Anisotropic magneto-crystalline coupling of the skyrmion lattice in MnSi

TL;DR

This study explores the anisotropic magnetocrystalline coupling in MnSi's skyrmion lattice using ultrasound spectroscopy, revealing abrupt elastic changes linked to SKX orientation switching, which advances understanding for spintronics.

Contribution

It provides the first detailed experimental analysis of anisotropic magnetocrystalline coupling effects on skyrmion lattice orientation in MnSi.

Findings

Abrupt elastic moduli changes at specific crystallographic directions.

Identification of SKX orientation switching due to anisotropic coupling.

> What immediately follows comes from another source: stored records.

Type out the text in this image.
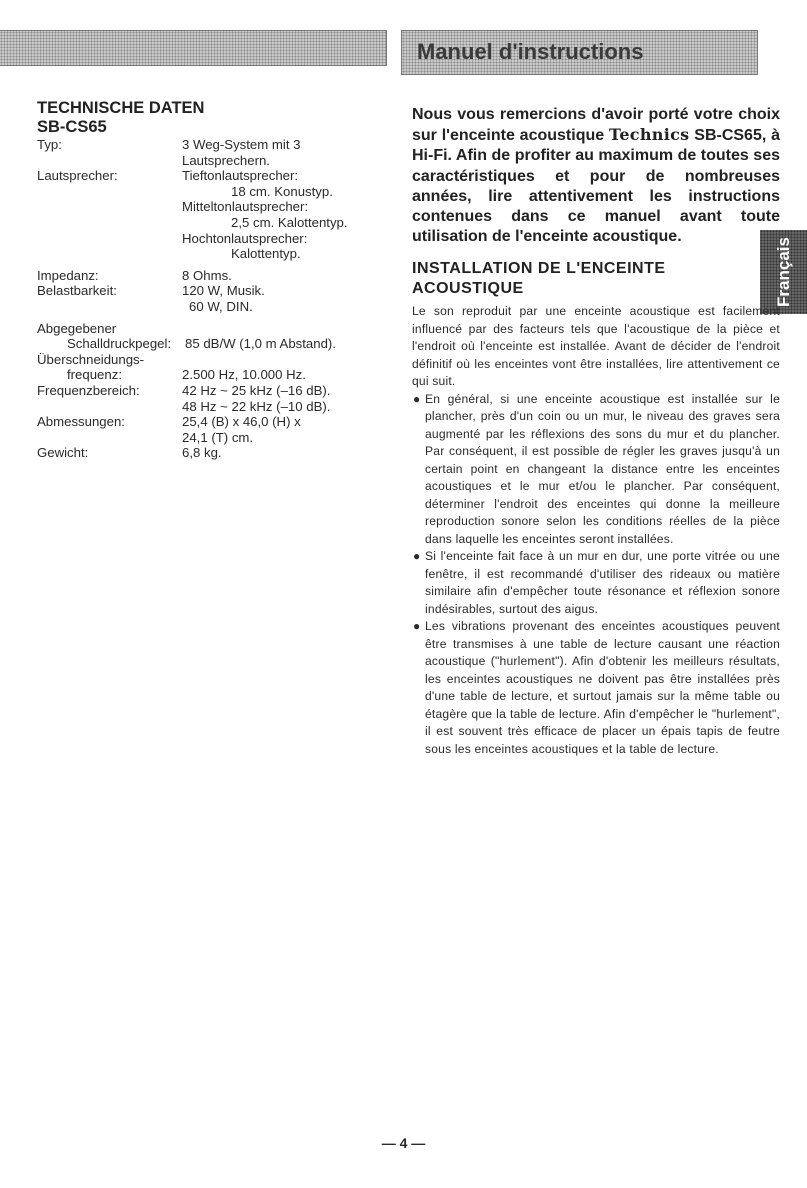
Manuel d'instructions
Français
TECHNISCHE DATEN
SB-CS65
Typ:	3 Weg-System mit 3
Lautsprechern.
Lautsprecher:	Tieftonlautsprecher:
18 cm. Konustyp.
Mitteltonlautsprecher:
2,5 cm. Kalottentyp.
Hochtonlautsprecher:
Kalottentyp.
Impedanz:	8 Ohms.
Belastbarkeit:	120 W, Musik.
60 W, DIN.
Abgegebener
Schalldruckpegel:	85 dB/W (1,0 m Abstand).
Überschneidungs-
frequenz:	2.500 Hz, 10.000 Hz.
Frequenzbereich:	42 Hz ~ 25 kHz (–16 dB).
48 Hz ~ 22 kHz (–10 dB).
Abmessungen:	25,4 (B) x 46,0 (H) x
24,1 (T) cm.
Gewicht:	6,8 kg.

Nous vous remercions d'avoir porté votre choix sur l'enceinte acoustique Technics SB-CS65, à Hi-Fi. Afin de profiter au maximum de toutes ses caractéristiques et pour de nombreuses années, lire attentivement les instructions contenues dans ce manuel avant toute utilisation de l'enceinte acoustique.

INSTALLATION DE L'ENCEINTE ACOUSTIQUE

Le son reproduit par une enceinte acoustique est facilement influencé par des facteurs tels que l'acoustique de la pièce et l'endroit où l'enceinte est installée. Avant de décider de l'endroit définitif où les enceintes vont être installées, lire attentivement ce qui suit.

● En général, si une enceinte acoustique est installée sur le plancher, près d'un coin ou un mur, le niveau des graves sera augmenté par les réflexions des sons du mur et du plancher. Par conséquent, il est possible de régler les graves jusqu'à un certain point en changeant la distance entre les enceintes acoustiques et le mur et/ou le plancher. Par conséquent, déterminer l'endroit des enceintes qui donne la meilleure reproduction sonore selon les conditions réelles de la pièce dans laquelle les enceintes seront installées.
● Si l'enceinte fait face à un mur en dur, une porte vitrée ou une fenêtre, il est recommandé d'utiliser des rideaux ou matière similaire afin d'empêcher toute résonance et réflexion sonore indésirables, surtout des aigus.
● Les vibrations provenant des enceintes acoustiques peuvent être transmises à une table de lecture causant une réaction acoustique ("hurlement"). Afin d'obtenir les meilleurs résultats, les enceintes acoustiques ne doivent pas être installées près d'une table de lecture, et surtout jamais sur la même table ou étagère que la table de lecture. Afin d'empêcher le "hurlement", il est souvent très efficace de placer un épais tapis de feutre sous les enceintes acoustiques et la table de lecture.
— 4 —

Phenomenological model explaining the coupling mechanism.

Abstract

We investigate the anisotropic nature of magnetocrystalline coupling between the crystallographic and skyrmion crystal (SKX) lattices in the chiral magnet MnSi by magnetic field-angle resolved resonant ultrasound spectroscopy. Abrupt changes are observed in the elastic moduli and attenuation when the magnetic field is parallel to the [011] crystallographic direction. These observations are interpreted in a phenomenological Ginzburg-Landau theory that identifies switching of the SKX orientation to be the result of an anisotropic magnetocrystalline coupling potential. Our paper sheds new light on the nature of magnetocrystalline coupling potential relevant to future spintronic applications.